Aerial view of the Getty Center in Brentwood. Some Getty executives enjoyed… (Los Angeles Times )
Happy days were here again in 2012 for a number of folks in the executive offices of the J. Paul Getty Trust, although it wasn't the best of times for some others on the staff of about 1,250.
A “senior management compensation” disclosure dated Jan. 31 and posted on the Getty’s website shows that total compensation for the year rose by at least 8.6% for the seven executives and department heads for whom it’s possible to make direct comparisons with 2011 earnings.
The pay hikes came during a year when 34 employees were laid off from the Getty Museum, including more than a third of the museum’s education department. The Getty said the staff reduction would free up $4.3 million a year that would be directed toward art acquisitions.

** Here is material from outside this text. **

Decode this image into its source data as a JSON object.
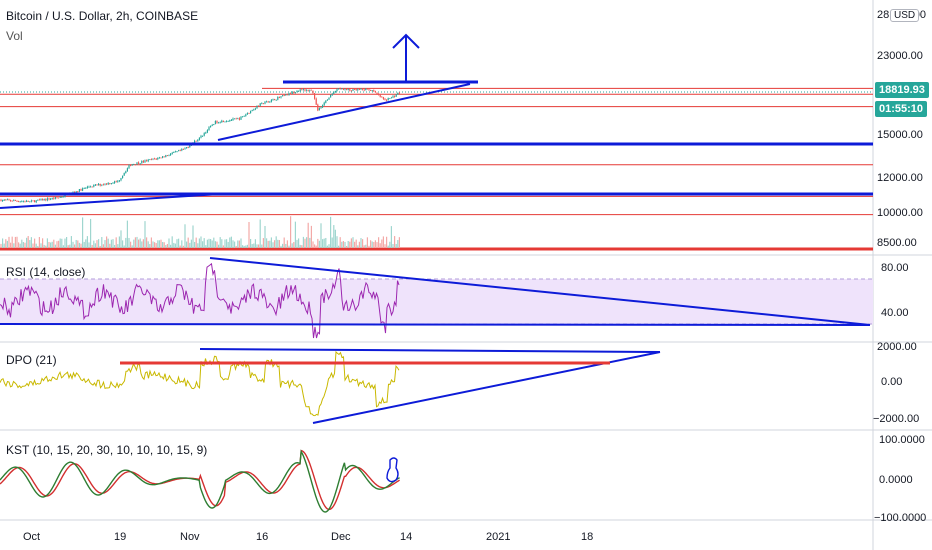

The Getty’s policy of publicly posting its officers’ current compensation is highly unusual, stemming from its emphasis on transparency following a scandal over improper spending that led to the early 2006 resignation of Barry Munitz as the Getty’s president, and an investigation by California's attorney general.
The Getty’s biggest gainer and by far its biggest earner in 2012 was James Williams, the chief investment officer who oversees the $5.3 billion of investment the Trust relies on to generate the vast majority of its operating expenses, which came to $279.5 million in the fiscal year that ended last June 30.
Williams made $1.70 million -- up nearly 64% from $1.04 million in 2011. It’s the highest compensation in recent memory for a Los Angeles cultural executive, topping the $1.6 million that Los Angeles Philharmonic President Deborah Borda received in 2010 (Borda’s earnings for 2011 won’t be known until the Phil files its 2011-12 tax return later this year).
The Getty’s compensation report noted that Williams’ 2012 pay included “incentive awards” totaling $474,729, pegged to the Trust’s investment returns over the past three fiscal years. The Getty’s audited financial statements show net investment gains totaling $1.6 billion from mid-2009 to mid-2012 as markets rebounded from the 2008-09 crash.
Williams' base salary was $851,760; he also received $361,834 toward a retirement fund.
Getty spokesman Ron Hartwig said Friday that executive salaries generally rose 3.25% to 3.75%, with increases of 7% and 10% for two individuals.
He said there has been "a modest increase for compensation across the organization."
But additional retirement payments, covering compensation for previous years as well as 2012, boosted some executives' total remuneration considerably higher. The Getty had cut executive pay at the height of the Great Recession in 2009, and some of the 2012 increases made up the lost ground.
The Getty Trust’s top executive, President James Cuno, earned $1,059,934 in his first full year on the job, including $240,000 in housing allowances. Cuno’s base annual salary rose 3.25% in mid-2012 to $751,660.
Other than Williams, Tim Whelan, director of the Getty Conservation Institute, enjoyed the biggest earnings hike in 2012, a 35% increase to $501,807. Patricia Woodworth, the Trust's chief financial officer and chief operating officer, had a 17% gain, to $722,584.
Thomas Gaehtgens, director of the Getty Research Institute, and Hartwig, vice president for communications, both had 13.9% earnings increases, with Gaehtgens totaling $679,472 and Hartwig $424,142.
Stephen Clark, the Trust’s general counsel, had a 9.5% earnings boost to $422,613 and Marilyn Gillette, director of information technology services, saw her compensation rise 8.6%, to $307,574.
Deborah Marrow earned $450,871 as director of the Getty Foundation, the Trust’s grantmaking wing. That’s up 8.6% from what she earned during 2009, the most recent previous year she spent entirely in that position. Marrow’s 2010 and 2011 earnings were higher as she took on the job of interim president of the Getty Trust between the death of James Wood and Cuno’s arrival in August 2011.
Year-to-year comparisons can’t be made for the Getty Museum’s new director, Timothy Potts, who began last September and has an annual salary of $690,000 and a first-year signing bonus of $150,000. He will also receive moving expenses that weren’t included in the report.
Potts’ starting base salary exceeds the $546,000 base salary that his last full-time predecessor, Michael Brand, earned in 2008 before taking a 6% recession-related salary cut in 2009.
The Trust's roster of executives grew in 2012, with the hiring of its first chief fundraiser, J. Timothy Child. He earned $197,986 for 7-1/2 months work; his full-year base salary is $275,000 and he earned a $50,000 signing bonus, plus undisclosed moving expenses.
Typically, the earnings of non-profit organizations' executives and key employees don’t come to light until they file their federal tax returns -- which often is nearly a year after the end of their fiscal year. In most cases, the annual earnings reported in the tax returns are 18 months or more out of date.